ひきこもり問題との距離
この本で語られいることを「ひきこもり」問題に写して考えてみると、何カ所か違和感がでてくるところがある。
例えば以下の箇所。
ここには〈当事者〉の視点が不在である。〈当事者〉とは、「不登校によるマイナス」をわが身にこうむりながら不登校を自分の経験として肯定する必要に迫られるひとつの立場であり、既存の物語のなかではみずからにとっての不登校を語りえない。
貴戸理恵は不登校の当事者は「不登校を自分の経験として肯定する必要に迫られる」という。
ここで言われる「必要に迫られる」というのは「学校に行かないという行為」を肯定しないと自己肯定ができないという意味であろう。しかし、不登校児童には「学校に行かないという行為」を肯定しているばかりではない。「ひきこもり」についても同じである。ひきこもりの場合は「ひきこもり否定派」がもっと多くなるはずだ*1。
「ひきこもりをやって良かったです」という声を聞いたことがない。楽しいひきこもりライフを送ったりして楽しかったと言う人もいるのかもしれないが、多くの「ひきこもり」にとってひきこもることは良いことだとは捉えられていない。「良かった点もないわけではない」だとか「仕方なかった」だとか、id:SUISEI:20050130のように「後悔はしていない」など。「無駄ではなかった」とは言う人もいるだろう。
不登校には「明るい不登校」に代表される立場がある。「居場所系」とよばれるフリースペース、フリースクールがとる立場で「不登校でもいいじゃないか」という不登校を肯定する立場だ。学校に行けないのは病気だという考え方に反抗する形で構築され、子供が不登校を「選択」したのだと説明される。「選択としての不登校」とも言う。
「ひきこもり」に転じてみると、そもそも「ひきこもり」には「明るいひきこもり」という立場は無い。「明るい不登校」はまだしも「明るいひきこもり」ってのはすごく気持ち悪い。部屋で一人で明るくヘラヘラするってことになのか……。かなり違和感がある。
ひきこもりから脱出した後はお花畑が待ってる訳じゃなくてツライ体験が待ってる。でも、ひきこもり中よりかはいくらかマシだ。だから、脱出者が自ら進んで再ひきこもりということをしない。ひきこもることも、一度脱出したのに再ひきこもりすることも選択ではなく、仕方なく行われることだ。
しばしば「バイト先では自分が出せない」「シューレ大学では自分が出せる」といった一般社会との対比において自分たちの居場所を定義する会話がなされていた。こうした断絶をいかに生きるかは、「社会に出る」にあたって不登校を経験した人びとが直面する、もっとも身近でむずかしい問題のうちのひとつである。

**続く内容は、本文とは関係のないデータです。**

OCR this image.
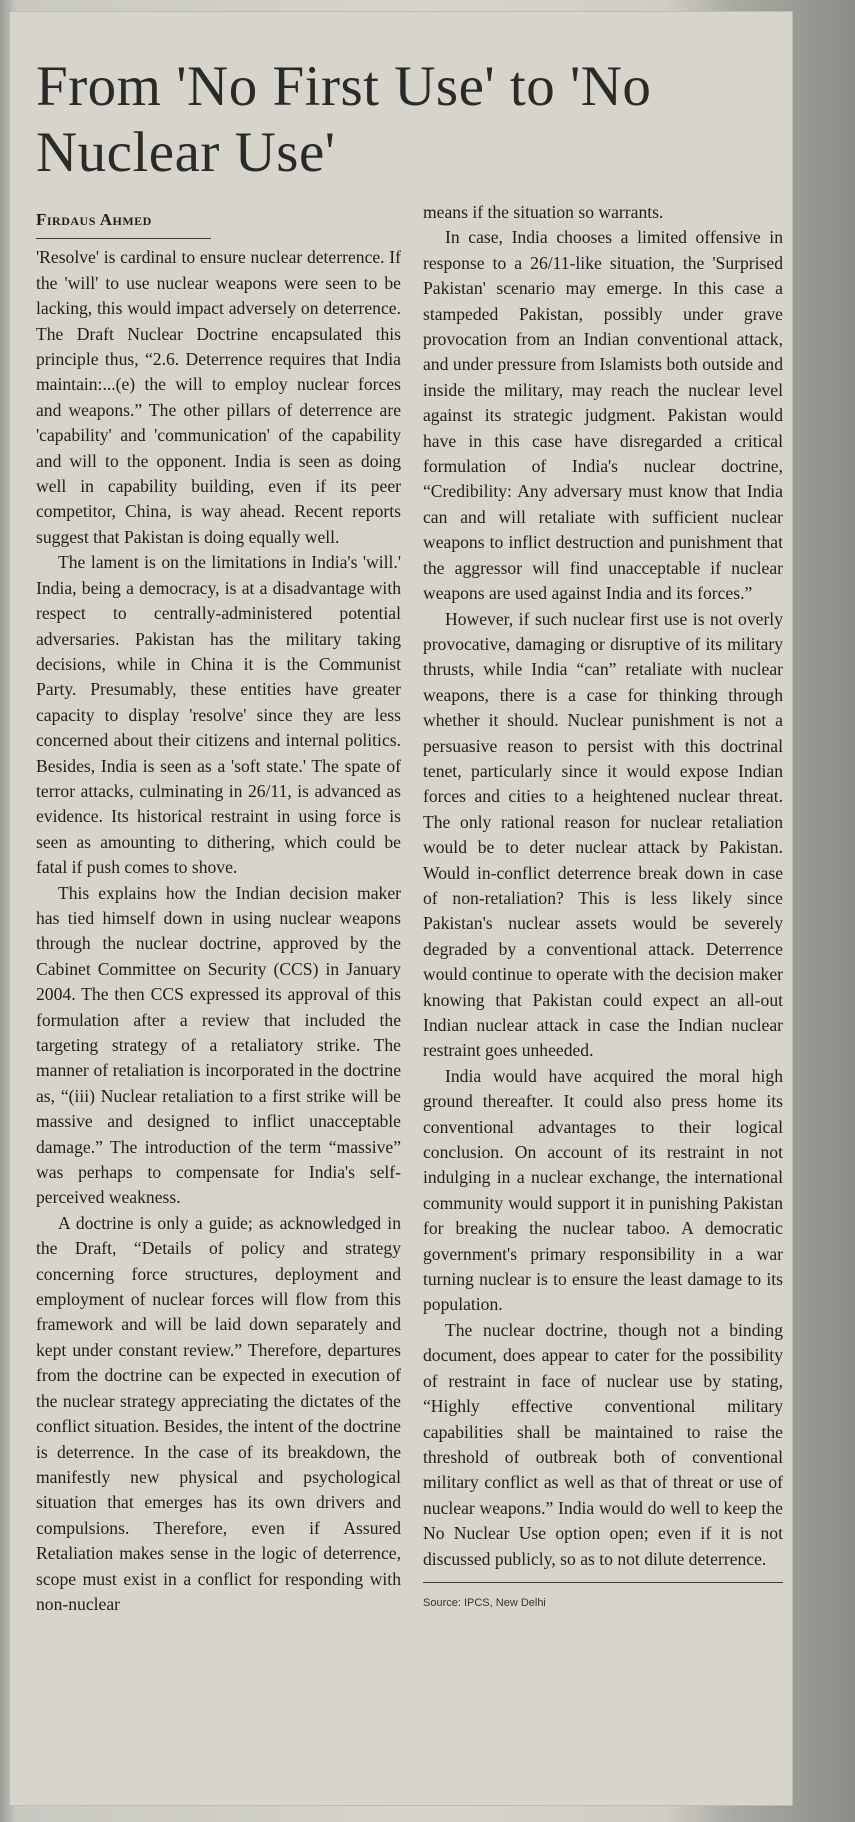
From 'No First Use' to 'No Nuclear Use'
Firdaus Ahmed

'Resolve' is cardinal to ensure nuclear deterrence. If the 'will' to use nuclear weapons were seen to be lacking, this would impact adversely on deterrence. The Draft Nuclear Doctrine encapsulated this principle thus, “2.6. Deterrence requires that India maintain:...(e) the will to employ nuclear forces and weapons.” The other pillars of deterrence are 'capability' and 'communication' of the capability and will to the opponent. India is seen as doing well in capability building, even if its peer competitor, China, is way ahead. Recent reports suggest that Pakistan is doing equally well.

The lament is on the limitations in India's 'will.' India, being a democracy, is at a disadvantage with respect to centrally-administered potential adversaries. Pakistan has the military taking decisions, while in China it is the Communist Party. Presumably, these entities have greater capacity to display 'resolve' since they are less concerned about their citizens and internal politics. Besides, India is seen as a 'soft state.' The spate of terror attacks, culminating in 26/11, is advanced as evidence. Its historical restraint in using force is seen as amounting to dithering, which could be fatal if push comes to shove.

This explains how the Indian decision maker has tied himself down in using nuclear weapons through the nuclear doctrine, approved by the Cabinet Committee on Security (CCS) in January 2004. The then CCS expressed its approval of this formulation after a review that included the targeting strategy of a retaliatory strike. The manner of retaliation is incorporated in the doctrine as, “(iii) Nuclear retaliation to a first strike will be massive and designed to inflict unacceptable damage.” The introduction of the term “massive” was perhaps to compensate for India's self-perceived weakness.

A doctrine is only a guide; as acknowledged in the Draft, “Details of policy and strategy concerning force structures, deployment and employment of nuclear forces will flow from this framework and will be laid down separately and kept under constant review.” Therefore, departures from the doctrine can be expected in execution of the nuclear strategy appreciating the dictates of the conflict situation. Besides, the intent of the doctrine is deterrence. In the case of its breakdown, the manifestly new physical and psychological situation that emerges has its own drivers and compulsions. Therefore, even if Assured Retaliation makes sense in the logic of deterrence, scope must exist in a conflict for responding with non-nuclear

means if the situation so warrants.

In case, India chooses a limited offensive in response to a 26/11-like situation, the 'Surprised Pakistan' scenario may emerge. In this case a stampeded Pakistan, possibly under grave provocation from an Indian conventional attack, and under pressure from Islamists both outside and inside the military, may reach the nuclear level against its strategic judgment. Pakistan would have in this case have disregarded a critical formulation of India's nuclear doctrine, “Credibility: Any adversary must know that India can and will retaliate with sufficient nuclear weapons to inflict destruction and punishment that the aggressor will find unacceptable if nuclear weapons are used against India and its forces.”

However, if such nuclear first use is not overly provocative, damaging or disruptive of its military thrusts, while India “can” retaliate with nuclear weapons, there is a case for thinking through whether it should. Nuclear punishment is not a persuasive reason to persist with this doctrinal tenet, particularly since it would expose Indian forces and cities to a heightened nuclear threat. The only rational reason for nuclear retaliation would be to deter nuclear attack by Pakistan. Would in-conflict deterrence break down in case of non-retaliation? This is less likely since Pakistan's nuclear assets would be severely degraded by a conventional attack. Deterrence would continue to operate with the decision maker knowing that Pakistan could expect an all-out Indian nuclear attack in case the Indian nuclear restraint goes unheeded.

India would have acquired the moral high ground thereafter. It could also press home its conventional advantages to their logical conclusion. On account of its restraint in not indulging in a nuclear exchange, the international community would support it in punishing Pakistan for breaking the nuclear taboo. A democratic government's primary responsibility in a war turning nuclear is to ensure the least damage to its population.

The nuclear doctrine, though not a binding document, does appear to cater for the possibility of restraint in face of nuclear use by stating, “Highly effective conventional military capabilities shall be maintained to raise the threshold of outbreak both of conventional military conflict as well as that of threat or use of nuclear weapons.” India would do well to keep the No Nuclear Use option open; even if it is not discussed publicly, so as to not dilute deterrence.

Source: IPCS, New Delhi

不登校経験者(東京シューレ)は「シューレ大学では自分が出せる」という。少なくともこの言葉を言った人には「居場所」が存在していた。どうやら、ここに「不登校」と「ひきこもり」の決定的な差異があるようだ。
東京シューレのようなフリースクールではスクール側も仲間も「不登校は悪い事じゃない」と言って、不登校の子供たちのことを肯定してくれる。普通じゃない状態だと認識してもそれを肯定してくれるコミュニティーがある。
しかし、ひきこもりというのは自室に引き籠もることだから、仲間はいないし、コミュニケーションもない。自分の状態を肯定してくれる者もいない。
同じ逸脱でもこの点が大きく違う。
フリースクール系の不登校児童には、そこで新しい生活とコミュニケーションと社会生活が待っている。しかし、ひきこもりにはそれがない。
昨日のid:about-h:20050131で書いたように、彼女はこの本で「一つのオルタナティブな生き方としての『不登校』」を語っている。しかし、自室で引き籠もる「ひきこもり」が「一つのオルタナティブな生き方」とは意味づけられない*2。
ここに「不登校」と「ひきこもり」の断絶がある。